Despite those skilled scorers, Chicago’s winning formula is not built around its offense. The Bulls closed the regular season with the NBA’s 24th-ranked offensive rating.
Instead, Chicago wins games behind elite defense. The Bulls posted the league’s best defensive rating after the All-Star break on the way to finishing the regular season with the fifth-best defense.
“I think one of the most underrated aspects of what they’ve done this season is built a very stable top-of-the-league-type defense,” Spoelstra said. “Since All-Star break, they have the No. 1 defense. But season long, they have the fifth-ranked defense. It’s a marked improvement from last season. Then, obviously, if you have a defense like that and you have two great professional scorers [LaVine and DeRozan] that can put a lot of pressure on any kind of scheme that you have, that always gives them a chance regardless of whether they’re home or away.”
With defensive-minded guards Patrick Beverley and Caruso in the starting lineup alongside DeRozan, LaVine and Vucevic, the Bulls recorded the NBA’s sixth-highest opponent turnover rate (percentage of opponent possessions that end in a turnover) in the regular season.
“We got to take care of the ball,” Herro said. “Obviously, any time we turn the ball over, it’s a problem going down the other way. They’re long and they got two guys on defense [Beverley and Caruso] that really get into the ball. And obviously, they speed you up, they get deflections and that’s how they get their turnovers.

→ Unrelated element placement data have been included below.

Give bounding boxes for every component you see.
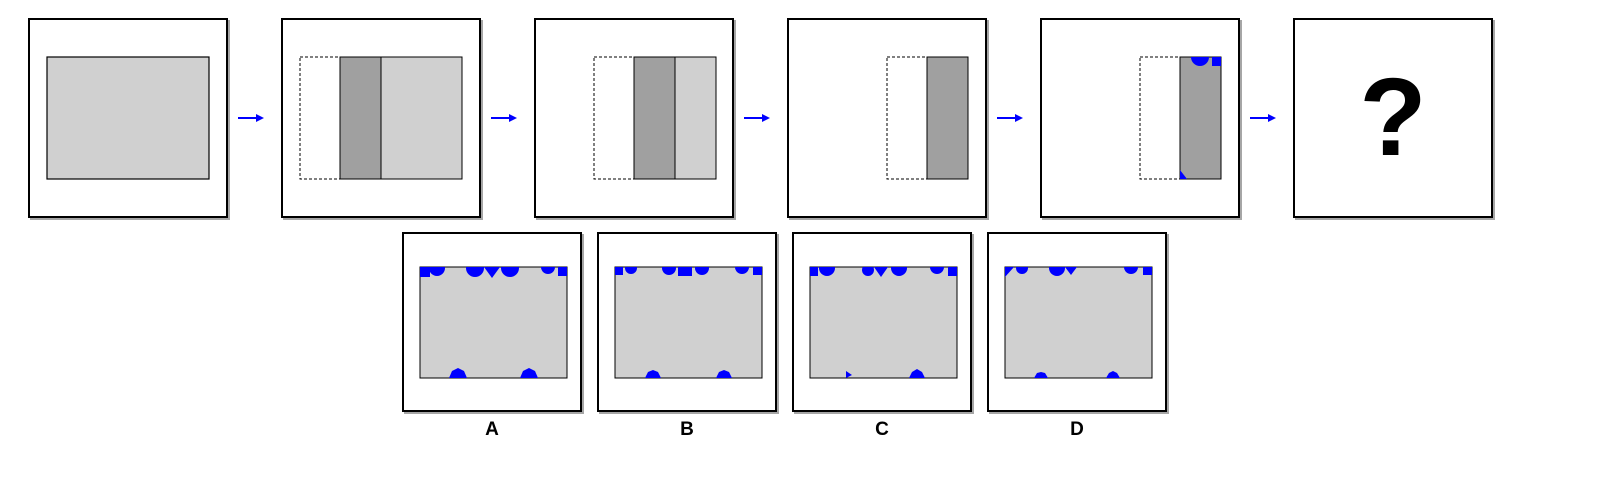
option-b-panel[interactable]	[597, 232, 777, 412]
option-a-label[interactable]: A	[485, 419, 499, 440]
sequence-panel-5	[1040, 18, 1240, 218]
question-mark: ?	[1359, 56, 1427, 179]
question-panel: ?	[1293, 18, 1493, 218]
panel-5-drawing	[1139, 56, 1222, 180]
sequence-panel-2	[281, 18, 481, 218]
option-b-drawing	[614, 266, 763, 379]
arrow-right-icon	[744, 114, 770, 122]
panel-2-drawing	[299, 56, 463, 180]
sequence-panel-4	[787, 18, 987, 218]
option-d-label[interactable]: D	[1070, 419, 1084, 440]
arrow-right-icon	[491, 114, 517, 122]
panel-1-drawing	[46, 56, 210, 180]
sequence-panel-1	[28, 18, 228, 218]
option-d-panel[interactable]	[987, 232, 1167, 412]
panel-3-drawing	[593, 56, 717, 180]
gray-rectangle	[46, 56, 210, 180]
option-d-drawing	[1004, 266, 1153, 379]
option-a-panel[interactable]	[402, 232, 582, 412]
sequence-panel-3	[534, 18, 734, 218]
option-c-panel[interactable]	[792, 232, 972, 412]
arrow-right-icon	[997, 114, 1023, 122]
panel-4-drawing	[886, 56, 969, 180]
arrow-right-icon	[1250, 114, 1276, 122]
option-c-label[interactable]: C	[875, 419, 889, 440]
arrow-right-icon	[238, 114, 264, 122]
option-b-label[interactable]: B	[680, 419, 694, 440]
option-a-drawing	[419, 266, 568, 379]
option-c-drawing	[809, 266, 958, 379]
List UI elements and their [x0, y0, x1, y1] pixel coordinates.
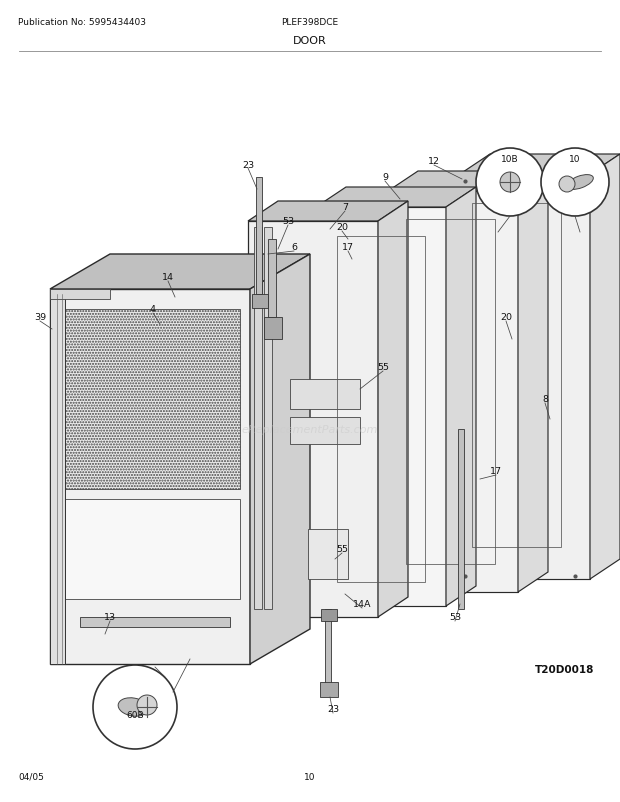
- Polygon shape: [80, 618, 230, 627]
- Text: 55: 55: [377, 363, 389, 372]
- Text: 53: 53: [449, 613, 461, 622]
- Polygon shape: [256, 178, 262, 294]
- Text: 13: 13: [104, 613, 116, 622]
- Polygon shape: [308, 529, 348, 579]
- Circle shape: [476, 149, 544, 217]
- Polygon shape: [316, 208, 446, 606]
- Polygon shape: [254, 228, 262, 610]
- Polygon shape: [268, 240, 276, 318]
- Polygon shape: [290, 418, 360, 444]
- Polygon shape: [248, 221, 378, 618]
- Text: 6: 6: [291, 243, 297, 252]
- Text: Publication No: 5995434403: Publication No: 5995434403: [18, 18, 146, 27]
- Text: 53: 53: [282, 217, 294, 226]
- Polygon shape: [460, 175, 590, 579]
- Polygon shape: [65, 310, 240, 489]
- Polygon shape: [50, 255, 310, 290]
- Polygon shape: [248, 202, 408, 221]
- Polygon shape: [518, 172, 548, 592]
- Text: 23: 23: [327, 705, 339, 714]
- Text: 17: 17: [342, 243, 354, 252]
- Polygon shape: [320, 683, 338, 697]
- Polygon shape: [50, 290, 110, 300]
- Text: 04/05: 04/05: [18, 772, 44, 781]
- Text: DOOR: DOOR: [293, 36, 327, 46]
- Circle shape: [500, 172, 520, 192]
- Ellipse shape: [118, 698, 148, 716]
- Text: 9: 9: [382, 173, 388, 182]
- Polygon shape: [446, 188, 476, 606]
- Polygon shape: [50, 294, 65, 664]
- Text: 10B: 10B: [501, 156, 519, 164]
- Text: 23: 23: [242, 160, 254, 169]
- Polygon shape: [388, 172, 548, 192]
- Polygon shape: [264, 318, 282, 339]
- Text: 10: 10: [569, 156, 581, 164]
- Circle shape: [93, 665, 177, 749]
- Text: 20: 20: [336, 223, 348, 233]
- Text: T20D0018: T20D0018: [535, 664, 595, 674]
- Polygon shape: [321, 610, 337, 622]
- Text: eReplacementParts.com: eReplacementParts.com: [242, 424, 378, 435]
- Polygon shape: [388, 192, 518, 592]
- Text: 7: 7: [342, 203, 348, 213]
- Polygon shape: [325, 610, 331, 684]
- Text: 60B: 60B: [126, 711, 144, 719]
- Text: PLEF398DCE: PLEF398DCE: [281, 18, 339, 27]
- Polygon shape: [316, 188, 476, 208]
- Polygon shape: [252, 294, 268, 309]
- Text: 8: 8: [542, 395, 548, 404]
- Circle shape: [137, 695, 157, 715]
- Polygon shape: [50, 290, 250, 664]
- Text: 39: 39: [34, 313, 46, 322]
- Polygon shape: [264, 228, 272, 610]
- Circle shape: [559, 176, 575, 192]
- Polygon shape: [65, 500, 240, 599]
- Text: 20: 20: [500, 313, 512, 322]
- Polygon shape: [378, 202, 408, 618]
- Polygon shape: [290, 379, 360, 410]
- Polygon shape: [590, 155, 620, 579]
- Text: 17: 17: [490, 467, 502, 476]
- Text: 14: 14: [162, 273, 174, 282]
- Polygon shape: [458, 429, 464, 610]
- Circle shape: [541, 149, 609, 217]
- Text: 4: 4: [150, 305, 156, 314]
- Text: 14A: 14A: [353, 600, 371, 609]
- Text: 55: 55: [336, 545, 348, 554]
- Ellipse shape: [567, 176, 593, 190]
- Polygon shape: [250, 255, 310, 664]
- Text: 10: 10: [304, 772, 316, 781]
- Polygon shape: [460, 155, 620, 175]
- Text: 12: 12: [428, 157, 440, 166]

“A lot of times, they bring in third or fourth defenders into the paint and they’re long and they get deflections. So that’s how their defense is so good. But we made some adjustments today in practice and we’ll be alright.”
Among the other storylines surrounding Friday’s Heat-Bulls matchup:
▪ Lowry and DeRozan spent six seasons as Toronto Raptors teammates.
▪ Butler spent the first six seasons of his NBA career with the Bulls, which traded Butler to the Minnesota Timberwolves in June 2017 for a package that included LaVine.
▪ Bulls coach Billy Donovan was Heat forward Udonis Haslem’s college coach at the University of Florida.
▪ This isn’t where the Heat expected to be after entering last season’s playoffs as the East’s top seed on the way to the conference finals. But this is the Heat’s reality.
“We put ourselves in this position,” Herro said. “Like Spo said, we’ll do it the hard way. This is a one-game series starting tomorrow. We got to win and hopefully we can get the eighth seed.”